PhD Seminars X
juin 12, 2019 –
Location: Euler Violet room of Inria Sophia Antipolis - Méditerranée
Anne-Laure Simonelli (EUR DS4H)
Graduate School & Research : Digital Systems 4 Humans
Digital Systems for Humans (DS4H) is the first graduate school of research at Université Côte d'Azur and the only one in France with digital sciences as focus.
It is a multidisciplinary research and educational program centered on how the digital revolution does impact various disciplines such as computer sciences, electronics, economy and law. Within DS4H, Master and PhD students conceive and build tomorrow’s digital systems ; they explore the links between humans and the digital world.
DS4H gathers 12 partner laboratories and benefits from a close connection with the local innovation and business sphere. Its fully modular training program (including minors, in-lab immersion, and interdisciplinary group projects) provides graduates with highly-sought skills both in the industrial and research worlds.
Fluctuation splitting Riemann solver for a non-conservative modeling of shear shallow water flow
In this work, we propose a fluctuation splitting finite volume scheme for a non-conservative modeling of shear shallow water flow (SSWF). This model was originally proposed by Teshukov (2007) and was extended to include modeling of friction by Gavrilyuk et al. (2018). The directional splitting scheme proposed by Gavrilyuk et al. (2018) is tricky to apply on unstructured grids. Our scheme is based on the physical splitting in which we separate the characteristic waves of the model to form two different hyperbolic sub-systems. The fluctuations associated with each sub-systems are computed by developing Riemann solvers for these sub-systems in a local coordinate system. These fluctuations enables us to develop a Godunov-type scheme that can be easily applied on mixed/unstructured grids.
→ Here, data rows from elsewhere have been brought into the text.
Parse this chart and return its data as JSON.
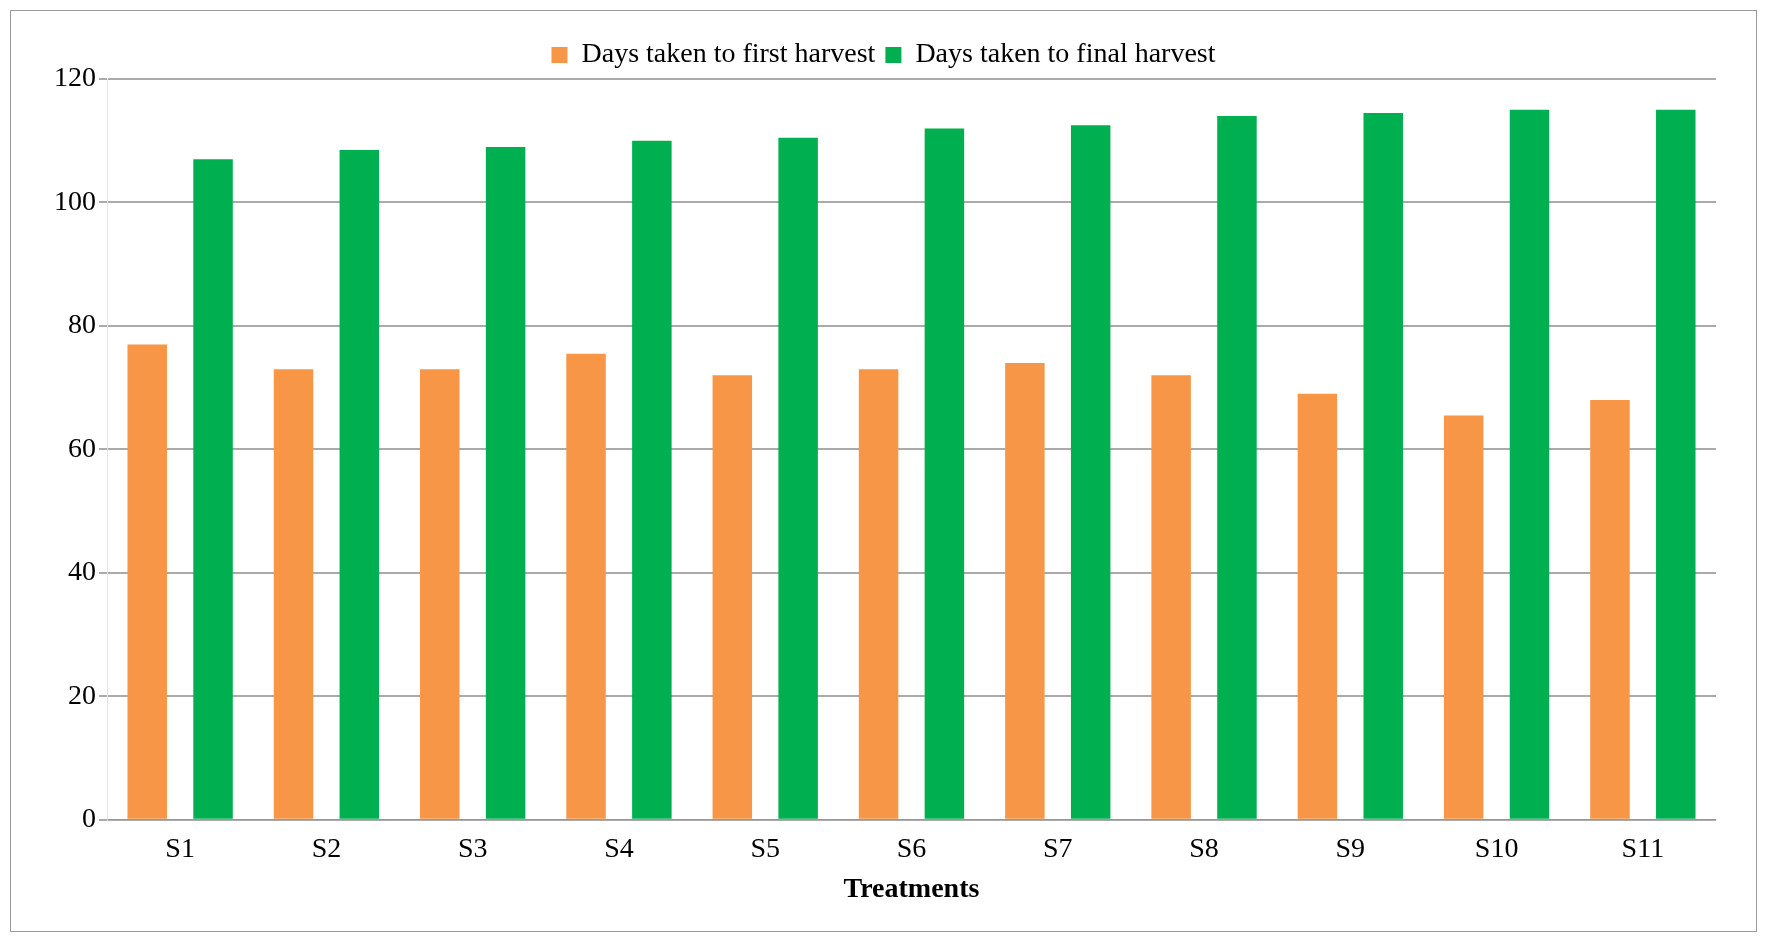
{
  "chart_data": {
    "type": "bar",
    "xlabel": "Treatments",
    "categories": [
      "S1",
      "S2",
      "S3",
      "S4",
      "S5",
      "S6",
      "S7",
      "S8",
      "S9",
      "S10",
      "S11"
    ],
    "series": [
      {
        "name": "Days taken to first harvest",
        "color": "#f79646",
        "values": [
          77,
          73,
          73,
          75.5,
          72,
          73,
          74,
          72,
          69,
          65.5,
          68
        ]
      },
      {
        "name": "Days taken to final harvest",
        "color": "#00b050",
        "values": [
          107,
          108.5,
          109,
          110,
          110.5,
          112,
          112.5,
          114,
          114.5,
          115,
          115
        ]
      }
    ],
    "ylim": [
      0,
      120
    ],
    "yticks": [
      0,
      20,
      40,
      60,
      80,
      100,
      120
    ],
    "grid": "y",
    "legend": "top"
  }
}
While the equation of energy conservation is solved along with the SSWF model in Gavrilyuk et al. (2018), in this work we solve only SSWF model equations.
We develop a cell-centered finite volume code to validate the proposed scheme with the help of some numerical tests. As expected, the scheme shows first order convergence. The numerical simulation of 1D roll waves shows a good agreement with the experimental results. The numerical simulations of 2D roll waves show similar transverse wave structures as observed by Gavrilyuk et al. (2018).